Tamatha Davis says school is making her daughter sick, literally. Hayley, 8, has asthma. Her symptoms kicked in when the school year started at Creedmoor Elementary. Davis said she did not have to look far to find the problem. Photos of Hayley's classroom show mold growing on desks, sinks, bookshelves and under the lunch table.
Hayley's doctors claim the mold is making her condition worse, but Tamatha Davis was even more upset when school officials told her the mold was harmless.
"What they don't see is when she goes to sleep at night, she's breathing so heavy and coughing, I have to sleep with her to make sure I don't have to give her asthma medication," she said.
Superintendent Tom Williams told WRAL the school system is working on the mold problem and allowed WRAL into Hayley's classroom to prove it.
"We've been working with an industrial hygienist to sample the mold, verify what type of mold it is, make sure that it is not a hazardous kind of mold and take their recommendations in terms of the standard protocol for cleaning the mold," he said.
The classroom was clean, but the source of the mold -- dripping pipes that create humidity -- is still a problem.

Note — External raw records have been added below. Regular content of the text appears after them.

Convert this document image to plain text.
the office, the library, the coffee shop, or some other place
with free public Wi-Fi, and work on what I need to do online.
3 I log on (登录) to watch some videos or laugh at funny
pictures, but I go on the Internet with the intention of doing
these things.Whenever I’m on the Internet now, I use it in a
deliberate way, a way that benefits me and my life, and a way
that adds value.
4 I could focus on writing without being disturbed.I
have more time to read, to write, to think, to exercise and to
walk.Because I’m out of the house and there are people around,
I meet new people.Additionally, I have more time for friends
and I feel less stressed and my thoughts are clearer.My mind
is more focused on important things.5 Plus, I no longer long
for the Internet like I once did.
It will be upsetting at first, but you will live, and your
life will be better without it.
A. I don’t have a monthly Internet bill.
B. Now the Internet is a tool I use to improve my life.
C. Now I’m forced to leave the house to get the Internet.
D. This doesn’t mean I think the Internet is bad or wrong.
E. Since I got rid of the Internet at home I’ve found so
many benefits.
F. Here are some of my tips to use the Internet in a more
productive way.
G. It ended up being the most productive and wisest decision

Janitors will continue to scrub the pipes while the school system works on a permanent fix.
Granville County school officials say they are having mold problems at four different campuses -- three elementary schools and one middle school.
It is not the first time mold has turned up in a Granville County school. Last year, mold was found in Wilton Elementary School in the media center.
The mold was caused by rain seeping through an exterior door. Maintenance crews cleaned the floor, books and furniture with special equipment. The center's air system, though separate from the rest of the school, was also cleaned.
Two years ago, tests found unhealthy levels of mold in the rooms at Hunter Elementary School in Wake County. Teachers and students had been complaining for months about respiratory problems. They met in a different part of the school while the classrooms were cleaned.